Selamlar sevgili kitap severler
Bugün yine bir #leyla hikayesiyle sizlerleyim. #durmadanleyla #aslıtohumcu
Elimizde var bir dişi, bir Eros, bir Zeus. Dişi aşka aşık bir kadın. Ama günümüz aşk sorunsallarından muzdarip.
Dolandırılmadığı mı kalıyor, tuhaf taleplerle karşılaşmadığı mı, dostlarıyla papaz olmadığı mı…
Dişinin ruh eşini arayışında başına gelmeyen kalmıyor.
Ama Ulu Zeus’tan aldığı yetkiye dayanarak, okunu kuşanmış Eros arkasında, ona destek ve yardımcı.
Bu Eros biraz ukala, biraz şımarık ve tahammül etmesi zor bir Eros (Yani Eros’tan soğudum desem yeridir)
Ama bitmedi. Bu kitabın biz okurlar da içindeyiz. Sonuna bile biz karar veriyoruz diyebilirim. Bir kısa, bir uzun son var kitapta
Ayrıca kitapta bazı tuhaf tabirler var. Mesela ‘Allah Allah’ yerine ‘Zeus Zeus’ deniyor. Bir süre sonra sanki beni biraz sıktı bu anlatıcı dili.

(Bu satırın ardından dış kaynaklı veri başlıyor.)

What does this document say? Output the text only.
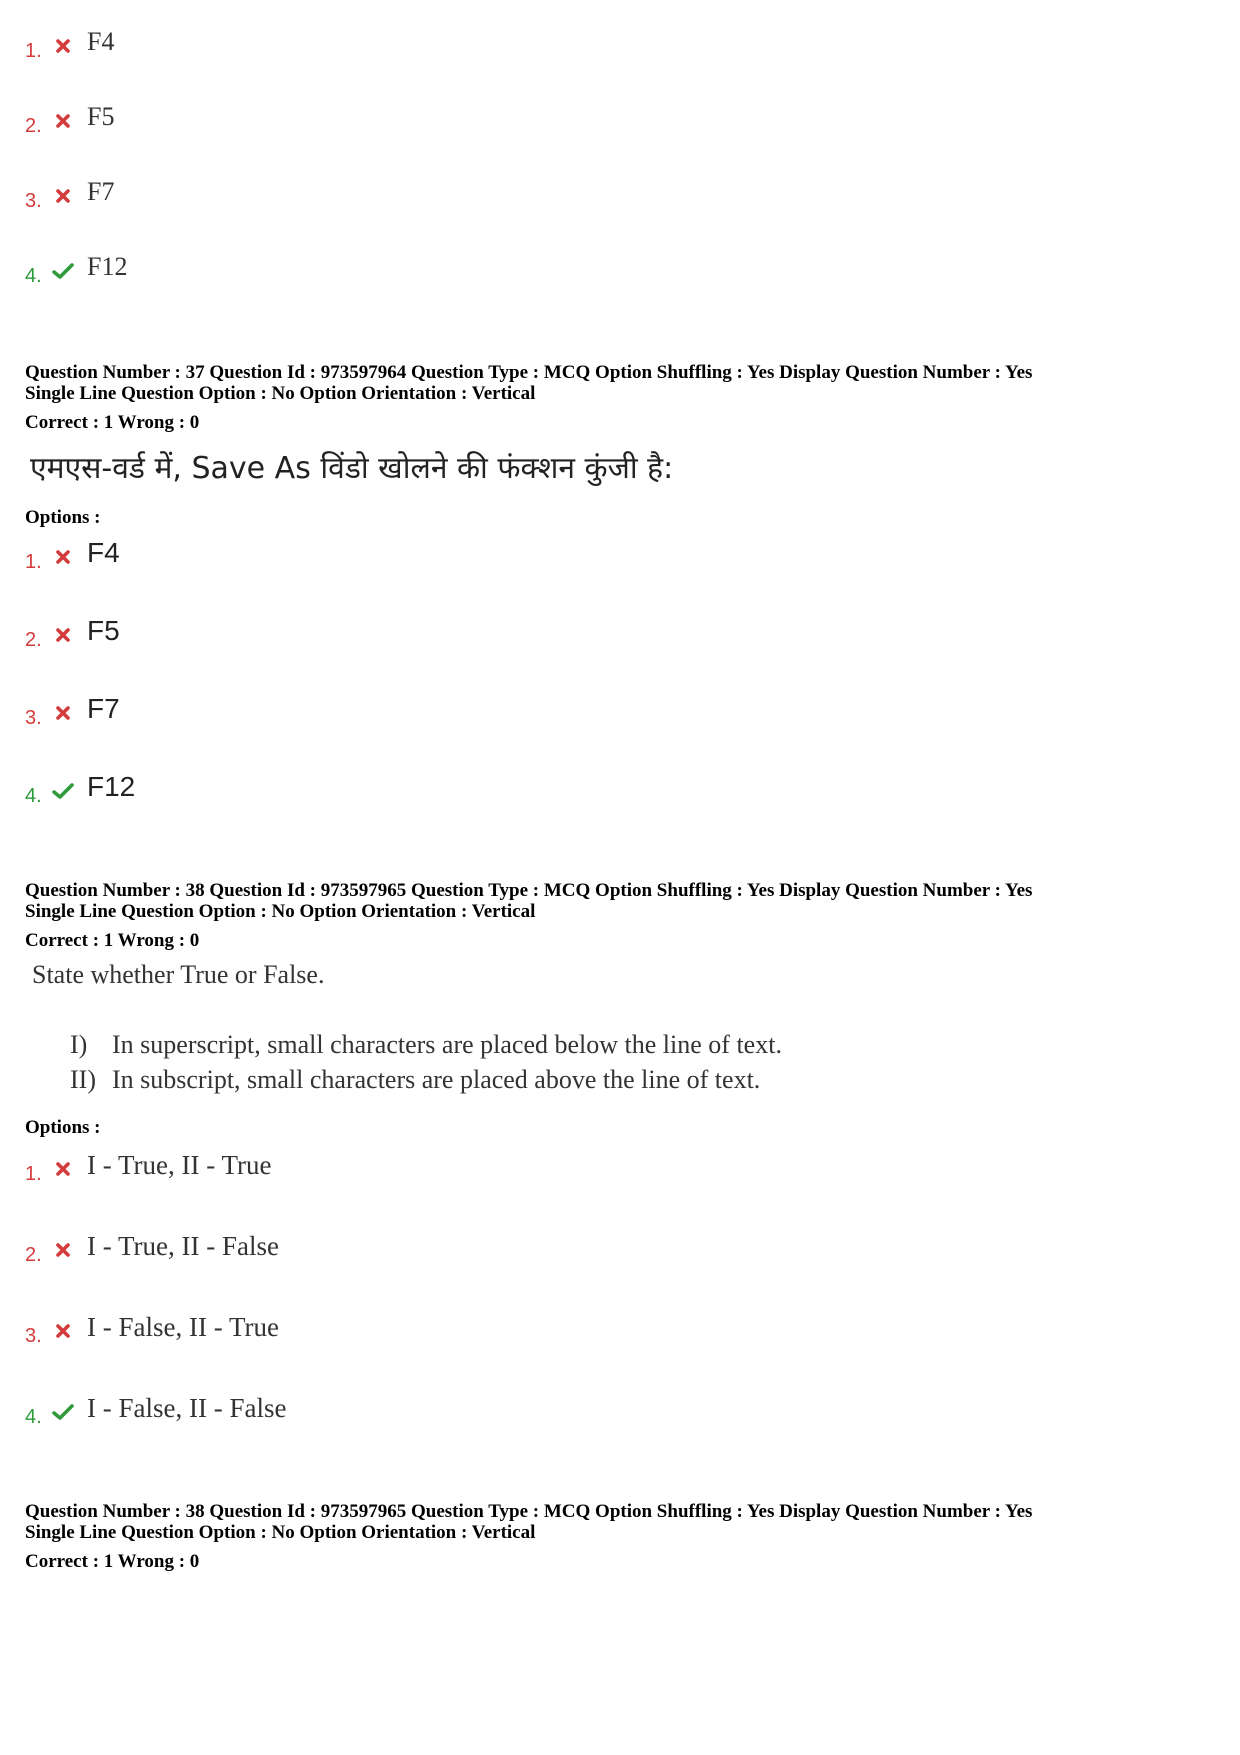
1.	F4
2.	F5
3.	F7
4.	F12
Question Number : 37 Question Id : 973597964 Question Type : MCQ Option Shuffling : Yes Display Question Number : Yes
Single Line Question Option : No Option Orientation : Vertical
Correct : 1 Wrong : 0
एमएस-वर्ड में, Save As विंडो खोलने की फंक्शन कुंजी है:
Options :
1.	F4
2.	F5
3.	F7
4.	F12
Question Number : 38 Question Id : 973597965 Question Type : MCQ Option Shuffling : Yes Display Question Number : Yes
Single Line Question Option : No Option Orientation : Vertical
Correct : 1 Wrong : 0
State whether True or False.
I) In superscript, small characters are placed below the line of text.
II) In subscript, small characters are placed above the line of text.
Options :
1.	I - True, II - True
2.	I - True, II - False
3.	I - False, II - True
4.	I - False, II - False
Question Number : 38 Question Id : 973597965 Question Type : MCQ Option Shuffling : Yes Display Question Number : Yes
Single Line Question Option : No Option Orientation : Vertical
Correct : 1 Wrong : 0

Kahramanımız dişi’ye gelirsek (ya da hiç gelmesek mi bilemedim) bahtsız bedevilikle savaşçı ruh arasında gidip gidip geliyor. Yani aşkı istemek elbet çok normal ama olmuyorsa da zorlanmamalı. Tarlayı bir süre nadasa çekmek her zaman daha verimli bir hasat mevsimini getirir beraberinde.
Hızla okunabilecek ince bir kitap olmasına rağmen ve eğlenceli bir dille yazılmasına rağmen ben bu kitabı zor bitirdim. Başladığım her kitabı bitirmek gibi bir takıntım olmasa bırakırdım.
Size kitabın bende bıraktığı hissi şöyle anlatabilirim.
Toksik ilişkisi olan bir arkadaşımın dertlerini tüm haftasonu dinlemek zorunda kalmak gibiydi. Elbette arkadaşlarımın ve kitapların bende hatırı çok. Arkadaşımı dinler gibi sabırla bitirdim kitabı
Yazar erken bir son şansı tanısa da, ben uzun sonu seçtim, yani kendimi seçmeye zorladım.
Kitabın sonunda tam olarak ne oldu ki şimdi? diye sorar buldum kendimi.